Tanpa rasa kecewa namun dipenuhi rasa was - was akan cuaca yang tidak menentu, akhirnya kami menaiki Taksi Putra yang sudah kami pesan sejak pukul sebelas malam sebelumnya. Singkat cerita taksi yang kami tumpangi melesat menuju Pelabuhan Muara Angke. Tak ada gambaran sama sekali di mana kami akan menginap atau bagaimana situasi di tempat tujuan kami. Tak seperti yang kami bayangkan ternyata kami berangkat terlalu pagi, walau begitu beberapa calon penumpang kapal sudah menumpuk. Kami bergegas mencari kapal mana yang menjadi alat transportasi yang akan membawa kami menuju Pulau Pari. Mengejutkan, tak seperti perjalanan sebelumnya ke Pulau Tidung, ternyata kapal menuju Pulau Pari tidak begitu banyak dan sudah di sesaki dengan penumpang.
"Waduh, gue bakal dapat tempat nginap gak ini?" Saya merasa khawatir, karena kami berdua sama sekali tidak mempersiapkan diri untuk kemungkinan terburuk.
Rabu, 31 Desember 2014 06.30 AM
Kapal yang kami tumpangi mulai berlayar. Makin jauh kami berlayar dari Pelabuhan, makin terlihat gurat hitam di langit membuat kami berdua menghela nafas dalam dan panjang.
Rabu, 31 Desember 2014 09.00 AM
Berlabuh |
Tapi begitulah, selalu ada pengorbanan yang harus dilakukan untuk mendapatkan apa yang diinginkan. Lagi pula hujan ataupun tidak sepertinya tidak akan menghalangi kami untuk menikmati keindahan Pulau Pari.
Beruntung, meski belum mendapatkan tempat penginapan, akhirnya kami berhasil mendapatkannya setelah ada seorang pemilik penginapan yang menawarkan satu buah kamar kosong (karena salah satu pengunjung membatalkannya). Cukup murah dengan harga Rp. 360.000,- dengan fasilitas televisi, kamar mandi dalam, kasur yang terdapat di dalam kamar sebesar kurang lebih 5 m x 4 m serta dua buah sepeda terbilang sangat layak.
Rain will never cave me in. Kalau sudah begini, harus berdiam diri di dalam kamar akan terasa percuma, untuk apa sudah sejauh ini kalau hanya mau tidur saja? Setelah akhirnya kami sempat menunggu beberapa lama hujan mulai sedikit reda, kami memutuskan untuk jalan - jalan menelusuri Pulau.
Perahu Nelayan |
"Ya Elah!" cuma itu kalimat kekecewaan yang keluar dari mulut kami berdua.

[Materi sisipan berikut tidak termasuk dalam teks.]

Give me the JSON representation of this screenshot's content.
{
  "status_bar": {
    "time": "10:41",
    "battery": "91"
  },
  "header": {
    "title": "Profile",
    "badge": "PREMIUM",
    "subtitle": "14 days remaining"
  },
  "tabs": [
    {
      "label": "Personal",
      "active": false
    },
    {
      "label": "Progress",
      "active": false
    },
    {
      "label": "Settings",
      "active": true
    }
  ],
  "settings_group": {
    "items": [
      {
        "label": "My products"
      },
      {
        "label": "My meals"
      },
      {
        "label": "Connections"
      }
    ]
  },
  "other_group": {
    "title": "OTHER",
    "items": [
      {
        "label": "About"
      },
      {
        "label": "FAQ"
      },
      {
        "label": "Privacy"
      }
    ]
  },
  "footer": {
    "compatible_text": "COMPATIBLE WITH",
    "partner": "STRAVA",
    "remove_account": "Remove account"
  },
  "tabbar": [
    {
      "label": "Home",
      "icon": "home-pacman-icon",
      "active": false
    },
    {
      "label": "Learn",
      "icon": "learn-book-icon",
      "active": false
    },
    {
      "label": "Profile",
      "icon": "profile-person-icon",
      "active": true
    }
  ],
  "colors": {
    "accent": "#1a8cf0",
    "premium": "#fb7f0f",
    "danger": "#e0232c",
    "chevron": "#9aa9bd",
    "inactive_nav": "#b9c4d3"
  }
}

Akhirnya kami memutuskan untuk kembali ke penginapan dan menunggu hujan kembali reda. Tak lama akhirnya hujan mulai reda, tapi kami tidak memutuskan untuk segera menulusuri pulau kembali. Kami mencoba bertanya tempat mana yang sebaiknya kami kunjungi terlebih dahulu kepada Si Pemilik penginapan. Beliau menganjurkan pada kami untuk berburu sunset di Pantai Bintang.
Sunset Fail
Sesuai instruksi, sekitar jam 3.00 sore kami berdua bergegas memacu sepeda yang sudah kami sewa untuk menuju Pantai Bintang di salah satu sisi pulau, kalau bisa melihat sunset itu berarti pantai bintang ada di sisi Barat pulau ini, itu menurut saya. Dengan bersemangat kami mengayuh sepeda, ternyata jalan menuju Pantai Bintang masih rimbun oleh jajaran pepohonan yang membentuk hutan yang cukup teduh.
Bintang Terlentang di Pantai Bintang |
On their Rain Coats |
Pleasure |
Malam Pergantian Tahun
Gerimis tampaknya memang enggan untuk berhenti, namun tetap tidak ada yang bisa membuat kami mengurungkan niat untuk menikmati malam pergantian tahun.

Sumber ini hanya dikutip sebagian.